Dae Gon Ha, PhD, a director and equity research analyst covering biotechnology for Stifel, lowered his firm’s price target on Verve shares 29%, from $56 to $40. Ha cited the one-year delay in Verve’s market entry projection for VERVE-101 to 2028 in the U.S. and 2029 in Europe.

However, Ha maintained a “Buy” rating on the stock.

“Our review of various sources suggest that this may be an unfortunate n=1 observation (vs. fundamental issue with the program/approach),” Ha wrote Tuesday in a research note. “We tried to identify any causal link from LDL-c (or PCSK9), VERVE-101 preclinical observations, or any others but failed to land at a definitive conclusion.”

“We recognize that the PR highlighted the observations as ‘drug-induced,’” Ha added. “But contrary to the stock reaction, we are reluctant to throw in the towel on the program,” Ha added.

Leaders & laggards

  • Acorda Therapeutics (ACOR) shares cratered 74% from $13.47 to $2.50 on Tuesday, the first trading day after the company said it agreed to be acquired by privately held Merz Therapeutics for $185 million.
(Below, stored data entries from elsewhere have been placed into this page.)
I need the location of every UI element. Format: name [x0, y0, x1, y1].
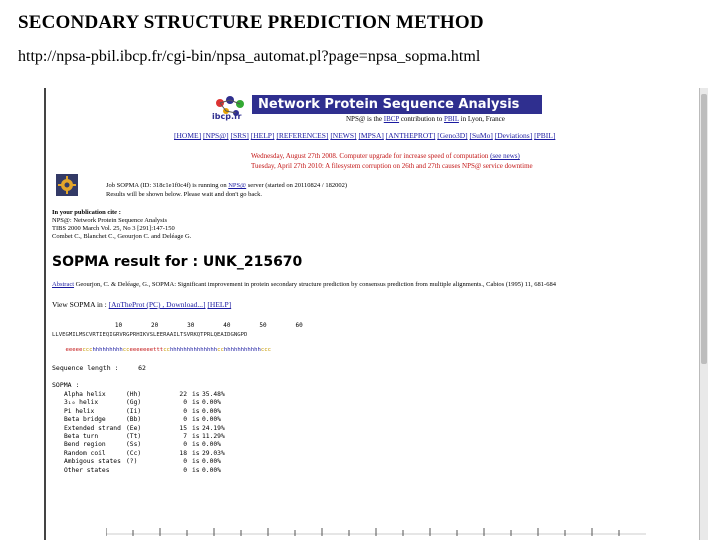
stat-count: 0 — [183, 407, 187, 415]
stat-percent: 0.00% — [202, 458, 221, 466]
prediction-segment: eeeee — [65, 347, 83, 353]
stat-percent: 0.00% — [202, 399, 221, 407]
nav-help[interactable]: [HELP] — [250, 131, 275, 140]
stat-count: 0 — [183, 441, 187, 449]
prediction-segment: ccc — [82, 347, 93, 353]
nav-npsa[interactable]: [NPS@] — [202, 131, 229, 140]
stat-is: is — [192, 449, 200, 457]
view-help-link[interactable]: [HELP] — [207, 300, 232, 309]
stat-is: is — [192, 458, 200, 466]
abstract-link[interactable]: Abstract — [52, 281, 75, 288]
prediction-segment: ccc — [260, 347, 271, 353]
stat-percent: 11.29% — [202, 432, 225, 440]
stat-count: 7 — [183, 432, 187, 440]
prediction-segment: hhhhhhhhh — [92, 347, 123, 353]
prediction-segment: cc — [122, 347, 130, 353]
stat-percent: 0.00% — [202, 466, 221, 474]
job-line2: Results will be shown below. Please wait and don't go back. — [106, 191, 263, 198]
sopma-stats-title: SOPMA : — [52, 381, 80, 389]
tagline-mid: contribution to — [400, 115, 443, 123]
stat-code: (Ee) — [126, 424, 142, 432]
notice-upgrade-text: Wednesday, August 27th 2008. Computer upgrade for increase speed of computation — [251, 152, 489, 160]
stat-name: Alpha helix — [64, 391, 106, 398]
stat-code: (Ss) — [126, 441, 142, 449]
stat-name: Extended strand — [64, 424, 121, 432]
citation-line: NPS@: Network Protein Sequence Analysis — [52, 217, 168, 224]
gear-icon — [56, 174, 78, 196]
tagline — [346, 115, 505, 123]
prediction-line — [52, 341, 271, 359]
stat-is: is — [192, 399, 200, 407]
see-news-link[interactable]: (see news) — [490, 152, 520, 160]
stat-code: (?) — [126, 458, 138, 466]
prediction-segment: cc — [217, 347, 224, 353]
prediction-segment: hhhhhhhhhhhhhh — [169, 347, 218, 353]
nav-pbil[interactable]: [PBIL] — [534, 131, 556, 140]
stat-count: 0 — [183, 416, 187, 424]
stat-code: (Bb) — [126, 416, 142, 424]
stat-is: is — [192, 424, 200, 432]
tagline-pre: NPS@ is the — [346, 115, 383, 123]
nav-news[interactable]: [NEWS] — [330, 131, 357, 140]
abstract-text: Geourjon, C. & Deléage, G., SOPMA: Significant improvement in protein secondary structure prediction by consensus prediction from multiple alignments., Cabios (1995) 11, 681-684 — [75, 281, 556, 288]
stat-count: 0 — [183, 458, 187, 466]
abstract-line — [52, 281, 556, 288]
stat-percent: 0.00% — [202, 416, 221, 424]
stat-is: is — [192, 441, 200, 449]
view-sopma-line — [52, 300, 231, 309]
scrollbar-thumb[interactable] — [701, 94, 707, 364]
pbil-link[interactable]: PBIL — [444, 115, 459, 123]
prediction-tracks — [106, 524, 646, 538]
stat-code: (Tt) — [126, 432, 142, 440]
stat-percent: 24.19% — [202, 424, 225, 432]
citation-heading: In your publication cite : — [52, 209, 121, 216]
stat-name: Ambigous states — [64, 458, 121, 466]
stat-percent: 0.00% — [202, 441, 221, 449]
view-sopma-label: View SOPMA in : — [52, 300, 107, 309]
stat-name: Random coil — [64, 449, 106, 457]
stat-count: 22 — [179, 391, 187, 398]
stat-is: is — [192, 466, 200, 474]
nav-home[interactable]: [HOME] — [174, 131, 202, 140]
stat-name: Beta bridge — [64, 416, 106, 424]
nav-mpsa[interactable]: [MPSA] — [358, 131, 384, 140]
job-status — [106, 181, 347, 199]
stat-percent: 35.48% — [202, 391, 225, 398]
stat-code: (Gg) — [126, 399, 142, 407]
citation-line: Combet C., Blanchet C., Geourjon C. and Deléage G. — [52, 233, 192, 240]
notice-downtime: Tuesday, April 27th 2010: A filesystem corruption on 26th and 27th causes NPS@ service downtime — [251, 162, 533, 170]
vertical-scrollbar[interactable] — [699, 88, 708, 540]
nav-references[interactable]: [REFERENCES] — [276, 131, 329, 140]
stat-count: 15 — [179, 424, 187, 432]
stat-name: Bend region — [64, 441, 106, 449]
nav-bar — [174, 131, 555, 140]
stat-count: 0 — [183, 399, 187, 407]
nav-antheprot[interactable]: [ANTHEPROT] — [385, 131, 436, 140]
sequence-length: Sequence length : 62 — [52, 364, 146, 372]
job-line1-post: server (started on 20110824 / 182002) — [247, 182, 348, 189]
stat-percent: 29.03% — [202, 449, 225, 457]
ibcp-logo-text: ibcp.fr — [212, 112, 242, 121]
citation-line: TIBS 2000 March Vol. 25, No 3 [291]:147-150 — [52, 225, 175, 232]
slide-url: http://npsa-pbil.ibcp.fr/cgi-bin/npsa_automat.pl?page=npsa_sopma.html — [18, 48, 481, 65]
sequence-ruler: 10 20 30 40 50 60 — [86, 322, 303, 329]
stat-is: is — [192, 407, 200, 415]
sequence-line: LLVEGMILMSCVRTIEQIGRVRGPRHIKVSLEERAAILTSVRKQTPRLQEAIDGNGPD — [52, 332, 248, 338]
ibcp-link[interactable]: IBCP — [383, 115, 400, 123]
browser-screenshot — [44, 88, 708, 540]
nav-geno3d[interactable]: [Geno3D] — [437, 131, 468, 140]
slide-title: SECONDARY STRUCTURE PREDICTION METHOD — [18, 12, 484, 33]
job-line1-pre: Job SOPMA (ID: 318c1e1f0c4f) is running on — [106, 182, 227, 189]
nav-deviations[interactable]: [Deviations] — [494, 131, 533, 140]
antheprot-download-link[interactable]: [AnTheProt (PC) , Download...] — [108, 300, 206, 309]
citation-block — [52, 209, 191, 241]
stat-is: is — [192, 432, 200, 440]
stat-code: (Hh) — [126, 391, 142, 398]
stat-is: is — [192, 416, 200, 424]
site-banner: Network Protein Sequence Analysis — [252, 95, 542, 114]
notice-upgrade — [251, 152, 520, 160]
prediction-segment: cc — [163, 347, 170, 353]
stat-code: (Cc) — [126, 449, 142, 457]
stat-code: (Ii) — [126, 407, 142, 415]
stat-count: 18 — [179, 449, 187, 457]
nav-srs[interactable]: [SRS] — [230, 131, 249, 140]
stat-name: Other states — [64, 466, 110, 474]
nav-sumo[interactable]: [SuMo] — [469, 131, 493, 140]
stat-percent: 0.00% — [202, 407, 221, 415]
prediction-segment: hhhhhhhhhhh — [223, 347, 261, 353]
tagline-post: in Lyon, France — [460, 115, 505, 123]
stat-count: 0 — [183, 466, 187, 474]
stat-name: Pi helix — [64, 407, 95, 415]
stat-is: is — [192, 391, 200, 398]
npsa-server-link[interactable]: NPS@ — [228, 182, 247, 189]
stat-name: Beta turn — [64, 432, 99, 440]
result-heading: SOPMA result for : UNK_215670 — [52, 254, 303, 270]
stat-name: 3₁₀ helix — [64, 399, 99, 407]
prediction-segment: eeeeeeettt — [129, 347, 164, 353]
Under the deal, Acorda and affiliates agreed to file for Chapter 11 bankruptcy in U.S. Bankruptcy Court for the Southern District of New York. Acorda listed $266.2 million in liabilities and only $108.5 million in assets. Merz has agreed to serve as the “stalking horse” bidder in a court-supervised sales process, during which the Frankfurt, Germany-based company plans to purchase substantially all of Acorda’s assets. Pearl River, NY-based Acorda disclosed Wednesday that the Nasdaq Stock Market will suspend trading in and delist the company’s common stock effective April 12. Upon delisting, Acorda shares are expected to trade on the Pink Market or Open Market, the lowest of three over-the-counter stock trading tiers overseen by the OTC Markets Group.
  • Eiger BioPharmaceuticals (EIGR) shares plunged 72% from $5.01 to $1.39 on Monday, after the company and its direct subsidiaries filed for Chapter 11 bankruptcy in U.S. Bankruptcy Court for the Northern District of Texas in Dallas. Eiger listed $53.1 million in liabilities and only $38.8 million in assets. Palo Alto, CA-based Eiger has agreed to sell its marketed progeria drug Zokinvy®(lonafarnib) to Sentynl Therapeutics for $26 million. Solana Beach, CA-based Sentynl has agreed to serve as the “stalking horse” bidder in a court-supervised sale of Zokinvy. “The company intends to sell substantially all of its assets during the bankruptcy case and to facilitate an orderly wind down of its operations,” Eiger stated.
  • Tracon Pharmaceuticals (TCON) shares plummeted 48% from 42 cents to 22 cents on Wednesday, after the company said the independent data monitoring committee of its Phase II ENVASARC pivotal trial (NCT04480502) recommended continuing the study as planned. Tracon disclosed the study had achieved an 11% objective response rate (ORR) by investigator review and a 5.5% confirmed ORR via blinded independent central review based on four patients. The trial completed enrollment in March with 82 evaluable patients in cohort C of treatment with single agent envafolimab at 600 mg subcutaneous every three weeks. The committee reviewed interim safety and efficacy data from 73 cohort C patients able to complete two on-treatment scans (a minimum of 12 weeks of treatment). Final data are expected in the third quarter.
  • Vanda Pharmaceuticals (VNDA) shares jumped 29% from $3.91 to $5.05 on Wednesday, the first trading day after the FDA approved the company’s Fanapt®(iloperidone) tablets for the acute treatment of manic or mixed episodes associated with bipolar I disorder in adults. Fanapt® is an atypical antipsychotic agent first approved in 2009 for the acute treatment of patients with schizophrenia. Fanapt’s latest approval was based on data from an approximately 400-patient pivotal study showing that patients treated with the drug showed a larger, highly statistically significant (p=0.000008) improvement over placebo patients in the Young Mania Rating Scale (YMRS) following four weeks of treatment.